Project description:Glycopeptides from a tryptic digest of chicken ovomucoid were enriched using a simplified lectin affinity chromatography (LAC) platform, and characterized by high-resolution mass spectrometry (MS) as well as ion mobility spectrometry (IMS)-MS. The LAC platform effectively enriched the glycoproteome, from which a total of 117 glycopeptides containing 27 glycan forms were identified for this protein. IMS-MS analysis revealed a high degree of glycopeptide site heterogeneity.
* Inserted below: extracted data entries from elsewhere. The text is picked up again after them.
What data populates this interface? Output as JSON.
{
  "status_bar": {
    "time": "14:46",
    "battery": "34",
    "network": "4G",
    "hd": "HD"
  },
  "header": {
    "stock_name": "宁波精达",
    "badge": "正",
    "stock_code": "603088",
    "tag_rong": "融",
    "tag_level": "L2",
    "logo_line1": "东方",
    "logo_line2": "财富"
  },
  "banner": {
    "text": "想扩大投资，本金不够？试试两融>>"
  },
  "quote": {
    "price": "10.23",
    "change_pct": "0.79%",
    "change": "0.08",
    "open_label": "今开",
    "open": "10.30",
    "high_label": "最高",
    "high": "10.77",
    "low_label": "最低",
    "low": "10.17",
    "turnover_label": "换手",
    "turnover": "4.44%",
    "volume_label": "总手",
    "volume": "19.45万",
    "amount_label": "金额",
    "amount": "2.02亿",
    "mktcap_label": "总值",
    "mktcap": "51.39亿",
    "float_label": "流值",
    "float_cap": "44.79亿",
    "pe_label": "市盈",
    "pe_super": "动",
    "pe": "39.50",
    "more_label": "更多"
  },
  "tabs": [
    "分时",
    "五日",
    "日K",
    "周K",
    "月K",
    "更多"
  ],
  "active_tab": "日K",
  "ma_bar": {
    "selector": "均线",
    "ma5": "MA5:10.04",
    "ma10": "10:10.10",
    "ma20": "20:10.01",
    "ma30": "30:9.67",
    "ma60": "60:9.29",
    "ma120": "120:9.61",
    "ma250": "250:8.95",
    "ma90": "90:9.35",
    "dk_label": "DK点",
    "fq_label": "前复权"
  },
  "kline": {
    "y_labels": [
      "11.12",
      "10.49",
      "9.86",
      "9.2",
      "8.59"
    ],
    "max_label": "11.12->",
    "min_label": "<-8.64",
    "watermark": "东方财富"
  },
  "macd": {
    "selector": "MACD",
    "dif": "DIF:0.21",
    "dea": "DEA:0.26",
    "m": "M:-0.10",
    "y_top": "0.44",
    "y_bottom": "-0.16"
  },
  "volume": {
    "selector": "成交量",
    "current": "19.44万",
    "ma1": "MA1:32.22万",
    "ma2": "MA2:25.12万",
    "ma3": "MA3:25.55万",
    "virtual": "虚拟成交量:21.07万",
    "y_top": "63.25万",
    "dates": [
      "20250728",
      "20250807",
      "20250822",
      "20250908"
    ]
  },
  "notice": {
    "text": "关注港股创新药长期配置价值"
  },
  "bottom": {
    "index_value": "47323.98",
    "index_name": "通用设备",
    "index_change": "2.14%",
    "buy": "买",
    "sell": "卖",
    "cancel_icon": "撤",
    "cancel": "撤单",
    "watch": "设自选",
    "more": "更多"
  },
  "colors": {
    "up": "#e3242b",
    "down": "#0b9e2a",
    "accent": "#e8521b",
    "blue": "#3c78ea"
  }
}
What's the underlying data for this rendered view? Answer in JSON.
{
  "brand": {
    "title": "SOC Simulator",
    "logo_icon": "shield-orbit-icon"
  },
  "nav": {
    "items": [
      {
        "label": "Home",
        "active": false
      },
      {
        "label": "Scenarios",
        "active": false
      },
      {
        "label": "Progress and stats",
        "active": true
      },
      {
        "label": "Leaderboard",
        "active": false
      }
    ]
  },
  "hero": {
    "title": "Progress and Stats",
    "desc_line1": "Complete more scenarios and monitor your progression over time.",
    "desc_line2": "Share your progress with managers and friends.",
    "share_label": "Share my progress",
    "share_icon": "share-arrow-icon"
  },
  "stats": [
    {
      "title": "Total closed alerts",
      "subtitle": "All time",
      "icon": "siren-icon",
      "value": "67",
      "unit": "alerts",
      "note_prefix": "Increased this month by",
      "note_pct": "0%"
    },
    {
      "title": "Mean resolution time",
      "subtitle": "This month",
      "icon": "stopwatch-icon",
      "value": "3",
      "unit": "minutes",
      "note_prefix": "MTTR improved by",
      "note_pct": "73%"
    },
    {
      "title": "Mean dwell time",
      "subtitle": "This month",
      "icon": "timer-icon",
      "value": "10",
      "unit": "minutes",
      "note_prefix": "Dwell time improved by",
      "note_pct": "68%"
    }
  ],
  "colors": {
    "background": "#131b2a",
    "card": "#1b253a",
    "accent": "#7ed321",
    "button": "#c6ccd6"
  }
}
Comparison of the IMS distributions of the glycopeptides from different charge states reveals that higher charge states allow more structures to be resolved. Presumably the repulsive interactions between charged sites lead to more open configurations, which are more readily separated compared with the more compact, lower charge state forms of the same groups of species. Combining IMS with collision induced dissociation (CID) made it possible to determine the presence of isomeric glycans and to reconstruct their IMS profiles. This study illustrates a workflow involving hybrid techniques for determining glycopeptide site heterogeneity and evaluating structural diversity of glycans and glycopeptides.